Uras è una piccola cittadina della Sardegna che conta poco meno di tremila abitanti, collocata ai confini tra Campidano centrale e settentrionale, legata a tradizionali attività agricole, pastorali e tessili. 

Le origini di Uras possono essere fatte risalire al III millennio a.C., quando nell’Isola si sviluppava la cultura prenuragica. In località Roja Cannas, alle falde del monte Arci, è stato individuato il maggiore tra i giacimenti di ossidiana attivi nel Neolitico: Uras svolgeva un ruolo di rilievo nel commercio di manufatti del prezioso minerale. Il territorio fu densamente abitato in età nuragica: ci troverai 22 torri megalitiche, due tombe di Giganti e il gigantesco nuraghe complesso sa Domu Beccia, a circa 800 metri dal paese, databile tra XV e XI secolo a.C.

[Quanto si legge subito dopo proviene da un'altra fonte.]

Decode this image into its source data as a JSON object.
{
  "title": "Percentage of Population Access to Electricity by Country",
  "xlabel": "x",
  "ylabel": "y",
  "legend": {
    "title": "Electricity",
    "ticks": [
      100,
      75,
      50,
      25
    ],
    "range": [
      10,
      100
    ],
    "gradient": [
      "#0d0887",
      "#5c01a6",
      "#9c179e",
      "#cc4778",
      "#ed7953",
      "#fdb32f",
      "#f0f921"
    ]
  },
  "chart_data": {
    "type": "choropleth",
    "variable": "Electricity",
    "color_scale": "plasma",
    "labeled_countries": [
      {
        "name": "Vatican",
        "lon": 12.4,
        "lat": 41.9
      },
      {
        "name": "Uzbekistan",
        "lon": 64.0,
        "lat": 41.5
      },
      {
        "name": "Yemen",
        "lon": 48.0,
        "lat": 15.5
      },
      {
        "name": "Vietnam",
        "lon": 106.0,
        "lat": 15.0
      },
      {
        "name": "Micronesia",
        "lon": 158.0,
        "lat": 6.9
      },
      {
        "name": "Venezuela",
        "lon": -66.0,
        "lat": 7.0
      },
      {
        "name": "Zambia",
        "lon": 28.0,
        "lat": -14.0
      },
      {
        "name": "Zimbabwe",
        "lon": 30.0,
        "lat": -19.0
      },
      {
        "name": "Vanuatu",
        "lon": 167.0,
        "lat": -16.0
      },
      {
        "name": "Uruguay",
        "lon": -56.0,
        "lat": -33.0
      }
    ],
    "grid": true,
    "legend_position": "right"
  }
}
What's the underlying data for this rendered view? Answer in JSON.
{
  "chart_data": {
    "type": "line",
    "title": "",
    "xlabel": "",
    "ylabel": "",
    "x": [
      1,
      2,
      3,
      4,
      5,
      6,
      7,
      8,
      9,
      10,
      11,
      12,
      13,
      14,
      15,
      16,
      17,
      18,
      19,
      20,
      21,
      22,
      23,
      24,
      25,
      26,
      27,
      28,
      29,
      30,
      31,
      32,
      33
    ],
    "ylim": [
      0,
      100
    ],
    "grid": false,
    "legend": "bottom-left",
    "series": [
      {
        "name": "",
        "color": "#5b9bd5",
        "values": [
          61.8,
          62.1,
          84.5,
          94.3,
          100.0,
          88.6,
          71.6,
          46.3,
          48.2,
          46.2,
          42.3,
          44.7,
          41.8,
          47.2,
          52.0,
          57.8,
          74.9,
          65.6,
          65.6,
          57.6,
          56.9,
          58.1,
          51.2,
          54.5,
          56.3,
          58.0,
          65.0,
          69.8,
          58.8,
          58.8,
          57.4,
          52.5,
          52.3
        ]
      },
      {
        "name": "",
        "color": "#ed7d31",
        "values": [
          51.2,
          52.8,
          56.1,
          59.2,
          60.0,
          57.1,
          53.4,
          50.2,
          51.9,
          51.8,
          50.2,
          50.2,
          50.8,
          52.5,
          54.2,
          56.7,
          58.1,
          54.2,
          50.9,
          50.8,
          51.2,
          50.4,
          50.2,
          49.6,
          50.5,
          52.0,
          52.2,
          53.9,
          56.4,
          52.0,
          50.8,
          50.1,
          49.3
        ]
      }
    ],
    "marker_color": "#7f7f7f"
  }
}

Foto: Nurnet – La Rete Dei Nuraghi

La fortezza nuragica è un imponente edificio pentalobato in basalto, costruito in tecnica “poliedrica”, con blocchi di basalto appena sbozzati. È costituito da un bastione triangolare (a tre torri), che racchiude il mastio e un cortile, e da un antemurale di pianta ettagonale, con sei torri di diametro fra cinque e sei metri. A sud del complesso, si estende un vasto villaggio: 150 capanne circolari ben conservate.

Sul lato nord, si individua il profilo di una Tomba dei Giganti, monumenti funebri tipici della cultura nuragica e prenuragica.